SQR-001: Git LFS Architecture Note

  • Frossie Economou,
  • J Matt Peterson and
  • Joshua Hoblitt

Latest Revision: 2017-02-07

This is a SQuaRE Technical Note describing the architecture of the Git LFS service implementation. For actual documentation on deployment, as well as the source code involved in standing up this service, consult the repositories.

Motivation

Astronomical software code repositories often contain data for test or demo purposes. These large binary files don’t tend to benefit from version control beyond provenance and update tracking, and their history expands repository size with no return. Historically there have been a number of services to deal with this, such as git-annex and git-fat, but in terms of workflow, storing files in those back ends was too much of a departure from what seems like “normal” workflow for users. Lacking a satisfactory option, the core package afwdata was left on the in-house gitolite server after the rest of the codebase migrated to GitHub.

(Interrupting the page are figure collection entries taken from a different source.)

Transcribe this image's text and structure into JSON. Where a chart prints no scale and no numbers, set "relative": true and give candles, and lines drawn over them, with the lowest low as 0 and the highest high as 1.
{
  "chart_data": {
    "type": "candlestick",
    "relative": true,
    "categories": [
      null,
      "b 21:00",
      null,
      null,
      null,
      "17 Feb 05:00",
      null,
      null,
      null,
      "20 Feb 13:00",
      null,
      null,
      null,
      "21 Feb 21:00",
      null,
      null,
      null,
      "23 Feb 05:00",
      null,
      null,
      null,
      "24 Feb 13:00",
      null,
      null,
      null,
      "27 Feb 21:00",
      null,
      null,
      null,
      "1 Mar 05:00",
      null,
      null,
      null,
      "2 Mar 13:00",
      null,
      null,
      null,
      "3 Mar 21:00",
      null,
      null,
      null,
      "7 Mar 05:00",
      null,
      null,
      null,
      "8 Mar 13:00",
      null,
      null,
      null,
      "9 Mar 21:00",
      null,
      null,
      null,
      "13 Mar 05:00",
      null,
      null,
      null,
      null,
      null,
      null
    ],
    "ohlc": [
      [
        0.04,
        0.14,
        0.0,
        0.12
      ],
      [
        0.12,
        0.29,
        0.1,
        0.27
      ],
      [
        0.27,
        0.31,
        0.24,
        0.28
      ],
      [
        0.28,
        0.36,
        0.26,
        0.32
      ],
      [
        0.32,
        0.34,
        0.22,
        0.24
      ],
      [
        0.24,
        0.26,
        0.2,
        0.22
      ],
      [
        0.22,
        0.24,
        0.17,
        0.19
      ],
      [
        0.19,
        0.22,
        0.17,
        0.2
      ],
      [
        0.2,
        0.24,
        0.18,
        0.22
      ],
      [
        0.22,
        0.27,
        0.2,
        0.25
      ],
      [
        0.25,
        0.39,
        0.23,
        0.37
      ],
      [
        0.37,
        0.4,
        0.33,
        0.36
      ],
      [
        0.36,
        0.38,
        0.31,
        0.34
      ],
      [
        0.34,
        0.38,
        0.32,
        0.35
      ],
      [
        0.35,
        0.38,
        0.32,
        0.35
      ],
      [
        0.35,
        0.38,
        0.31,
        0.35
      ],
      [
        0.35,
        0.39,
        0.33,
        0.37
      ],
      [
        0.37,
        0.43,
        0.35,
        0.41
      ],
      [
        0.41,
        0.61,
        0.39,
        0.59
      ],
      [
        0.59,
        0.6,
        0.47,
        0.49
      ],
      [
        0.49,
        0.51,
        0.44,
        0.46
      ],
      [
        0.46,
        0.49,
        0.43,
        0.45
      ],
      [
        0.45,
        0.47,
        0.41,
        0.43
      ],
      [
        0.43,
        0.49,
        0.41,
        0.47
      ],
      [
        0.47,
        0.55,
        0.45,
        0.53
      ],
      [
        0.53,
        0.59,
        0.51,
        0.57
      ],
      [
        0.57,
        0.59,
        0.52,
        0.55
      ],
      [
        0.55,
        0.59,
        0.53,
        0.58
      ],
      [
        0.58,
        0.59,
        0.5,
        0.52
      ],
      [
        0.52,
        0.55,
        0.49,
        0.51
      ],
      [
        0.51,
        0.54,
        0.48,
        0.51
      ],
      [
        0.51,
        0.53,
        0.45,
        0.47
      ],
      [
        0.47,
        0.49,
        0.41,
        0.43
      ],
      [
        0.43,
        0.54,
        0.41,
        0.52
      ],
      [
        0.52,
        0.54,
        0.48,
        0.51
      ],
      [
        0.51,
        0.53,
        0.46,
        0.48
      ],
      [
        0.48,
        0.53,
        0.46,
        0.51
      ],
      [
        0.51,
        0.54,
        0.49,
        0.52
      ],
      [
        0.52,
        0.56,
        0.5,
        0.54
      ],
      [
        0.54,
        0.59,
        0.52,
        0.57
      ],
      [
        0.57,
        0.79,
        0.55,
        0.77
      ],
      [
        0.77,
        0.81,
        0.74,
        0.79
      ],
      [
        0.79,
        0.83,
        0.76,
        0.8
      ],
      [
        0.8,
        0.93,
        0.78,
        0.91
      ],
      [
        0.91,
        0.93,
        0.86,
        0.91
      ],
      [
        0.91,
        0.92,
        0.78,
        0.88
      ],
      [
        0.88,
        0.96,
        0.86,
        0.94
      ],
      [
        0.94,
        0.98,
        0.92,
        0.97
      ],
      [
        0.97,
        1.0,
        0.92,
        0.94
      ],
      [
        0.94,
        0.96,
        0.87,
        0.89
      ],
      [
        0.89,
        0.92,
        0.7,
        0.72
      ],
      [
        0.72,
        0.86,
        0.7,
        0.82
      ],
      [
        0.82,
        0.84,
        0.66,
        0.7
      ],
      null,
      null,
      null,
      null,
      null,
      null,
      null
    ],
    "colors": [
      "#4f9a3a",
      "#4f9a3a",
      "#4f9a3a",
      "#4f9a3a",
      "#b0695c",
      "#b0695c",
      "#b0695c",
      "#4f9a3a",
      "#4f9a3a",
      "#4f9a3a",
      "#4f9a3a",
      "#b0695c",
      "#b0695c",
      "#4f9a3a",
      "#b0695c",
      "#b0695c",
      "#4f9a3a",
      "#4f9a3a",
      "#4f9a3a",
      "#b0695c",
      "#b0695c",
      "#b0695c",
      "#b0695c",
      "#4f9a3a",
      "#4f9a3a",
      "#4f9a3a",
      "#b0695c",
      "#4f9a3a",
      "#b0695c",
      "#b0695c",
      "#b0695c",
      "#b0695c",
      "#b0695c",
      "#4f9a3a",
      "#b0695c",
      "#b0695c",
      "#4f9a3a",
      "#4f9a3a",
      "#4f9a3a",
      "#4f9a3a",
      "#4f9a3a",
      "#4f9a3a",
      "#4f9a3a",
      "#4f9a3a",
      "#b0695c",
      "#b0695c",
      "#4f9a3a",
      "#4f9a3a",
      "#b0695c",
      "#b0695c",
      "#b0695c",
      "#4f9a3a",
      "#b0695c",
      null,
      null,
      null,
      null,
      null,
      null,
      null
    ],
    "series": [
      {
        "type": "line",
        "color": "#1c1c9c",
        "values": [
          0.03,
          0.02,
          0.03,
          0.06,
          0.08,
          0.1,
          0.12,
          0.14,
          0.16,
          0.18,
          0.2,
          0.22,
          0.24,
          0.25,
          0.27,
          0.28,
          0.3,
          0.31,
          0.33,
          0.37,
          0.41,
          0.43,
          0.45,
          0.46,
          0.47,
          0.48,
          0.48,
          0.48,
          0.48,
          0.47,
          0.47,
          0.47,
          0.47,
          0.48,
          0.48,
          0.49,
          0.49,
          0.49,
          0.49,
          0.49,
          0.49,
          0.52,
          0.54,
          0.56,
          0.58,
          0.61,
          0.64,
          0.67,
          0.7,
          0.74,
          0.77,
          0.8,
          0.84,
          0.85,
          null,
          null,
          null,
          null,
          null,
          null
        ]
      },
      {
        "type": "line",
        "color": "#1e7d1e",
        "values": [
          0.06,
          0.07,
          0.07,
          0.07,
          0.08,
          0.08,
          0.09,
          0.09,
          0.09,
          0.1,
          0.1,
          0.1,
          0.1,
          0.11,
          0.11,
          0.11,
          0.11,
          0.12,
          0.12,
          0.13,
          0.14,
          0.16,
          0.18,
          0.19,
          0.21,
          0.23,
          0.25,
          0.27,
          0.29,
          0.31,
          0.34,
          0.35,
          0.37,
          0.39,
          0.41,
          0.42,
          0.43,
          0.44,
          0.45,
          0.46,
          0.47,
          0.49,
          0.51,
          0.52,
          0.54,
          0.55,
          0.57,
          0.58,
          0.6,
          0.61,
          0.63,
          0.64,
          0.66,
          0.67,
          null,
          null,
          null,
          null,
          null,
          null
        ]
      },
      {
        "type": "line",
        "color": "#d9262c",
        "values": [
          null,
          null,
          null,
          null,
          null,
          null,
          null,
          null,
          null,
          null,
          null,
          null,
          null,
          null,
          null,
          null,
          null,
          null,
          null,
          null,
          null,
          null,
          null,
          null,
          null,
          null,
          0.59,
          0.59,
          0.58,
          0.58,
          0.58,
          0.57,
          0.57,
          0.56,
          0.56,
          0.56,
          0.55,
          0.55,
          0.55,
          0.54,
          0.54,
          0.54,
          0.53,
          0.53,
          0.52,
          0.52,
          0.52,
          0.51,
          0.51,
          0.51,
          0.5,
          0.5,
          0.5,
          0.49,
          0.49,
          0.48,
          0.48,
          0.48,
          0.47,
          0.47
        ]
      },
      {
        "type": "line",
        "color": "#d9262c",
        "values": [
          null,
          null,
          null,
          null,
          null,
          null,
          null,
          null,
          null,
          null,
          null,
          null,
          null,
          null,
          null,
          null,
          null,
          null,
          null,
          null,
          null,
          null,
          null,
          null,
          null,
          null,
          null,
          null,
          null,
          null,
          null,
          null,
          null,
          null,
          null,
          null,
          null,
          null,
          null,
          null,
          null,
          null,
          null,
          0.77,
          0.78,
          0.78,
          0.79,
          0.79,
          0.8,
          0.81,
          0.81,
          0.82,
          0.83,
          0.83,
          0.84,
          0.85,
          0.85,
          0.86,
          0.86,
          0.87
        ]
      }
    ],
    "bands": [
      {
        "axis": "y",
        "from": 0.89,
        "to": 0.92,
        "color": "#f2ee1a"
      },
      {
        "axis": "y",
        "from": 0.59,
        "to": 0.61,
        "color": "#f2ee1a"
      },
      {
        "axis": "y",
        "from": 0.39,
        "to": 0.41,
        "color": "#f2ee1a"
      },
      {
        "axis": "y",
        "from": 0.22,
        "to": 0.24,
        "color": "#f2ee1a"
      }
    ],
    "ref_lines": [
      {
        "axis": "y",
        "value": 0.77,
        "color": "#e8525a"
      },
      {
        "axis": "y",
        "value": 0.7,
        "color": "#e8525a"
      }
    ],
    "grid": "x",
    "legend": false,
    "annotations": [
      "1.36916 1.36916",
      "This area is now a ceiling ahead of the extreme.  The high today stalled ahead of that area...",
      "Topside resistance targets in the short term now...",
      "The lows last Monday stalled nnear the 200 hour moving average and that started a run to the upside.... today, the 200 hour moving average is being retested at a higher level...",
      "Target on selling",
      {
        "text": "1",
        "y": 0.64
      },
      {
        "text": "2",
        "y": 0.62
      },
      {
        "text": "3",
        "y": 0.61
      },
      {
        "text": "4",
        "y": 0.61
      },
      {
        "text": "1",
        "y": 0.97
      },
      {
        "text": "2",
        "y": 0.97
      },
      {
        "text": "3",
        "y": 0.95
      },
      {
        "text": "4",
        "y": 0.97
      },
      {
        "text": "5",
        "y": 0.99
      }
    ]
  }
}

In 2015, GitHub released a protocol and an open source reference implementation of Git LFS, a specification for dealing with large binary files in git. Aside from some upfront setup pain, the workflow was very close to “normal” GitHub flow. GitHub also released a paid hosted service for those files. Given the demand for storing data in our repositories, the cost would be non-trivial. More, we did not wish to get in a position where developers are self-censoring over what to store.

Following a successful RFC, we decided to proceed with a Git LFS service. This would give users the advantages of working predominantly with the GitHub services, while allowing us to offer unmetered storage at the back end.

Architecture

GitLFS Architecture Diagram

After installing the git lfs client, a user can commit additions and modifications to LFS-backed data using the normal git commands. The repo’s .gitattributes specifies what files are tracked by Git LFS. When the user pushes commits with LFS-tracked data, they are in fact generating two requests. The first one goes to the Git server containing the Git LFS pointer for the file. It looks something like this:

version https://git-lfs.github.com/spec/v1
oid sha256:7a6943ac4d8337727b93f410cf51b1ce748dabe9dc8e85c8942c97dd5c0a49e9
size 123840

The second request is made by the git lfs client (due to the smudge and clean filters) and uses the .lfsconfig to locate the Git LFS server it should be addressing. In our case that is git-lfs.lsst.codes. The Git LFS server checks whether the requested blob exists in the backing store, and hands the client a URL that it can use to retrive or push it. If the request requires authentication and authorization then the Git LFS server queries the GitHub API to ensure the user is an LSST org member (we can’t let anyone on the open Internet push to our server!). The client then uses the URL to fetch or push to our object store.

Other git-lfs.lsst.codes components:

  • Passenger is used to run the git-lfs-s3-server ruby gem,
  • Nginx is used for SSL termination,
  • Redis is used for credential caching,

The object store components are:

  • The AWS S3 service, that provides a REST API to their object storage service.

Client Requirements

The LSST Git LFS system requires a minimum git-lfs client version of 1.1.0. This is the minimum client version that supports .lfsconfig configuration file.

SQuaRE’s continuous integration system uses git-lfs client version of 1.5.5. This version supports both the batch API and the legacy API.

It is recommended that users use the current stable git-lfs client version. Newer client versions support the more efficient batch API and have many bug fixes and performance improvements.

Repositories

These are the repos involved in this deployment:

Documentation

RFCs

  • RFC-104

    This is the RFC proposing Git LFS adoption.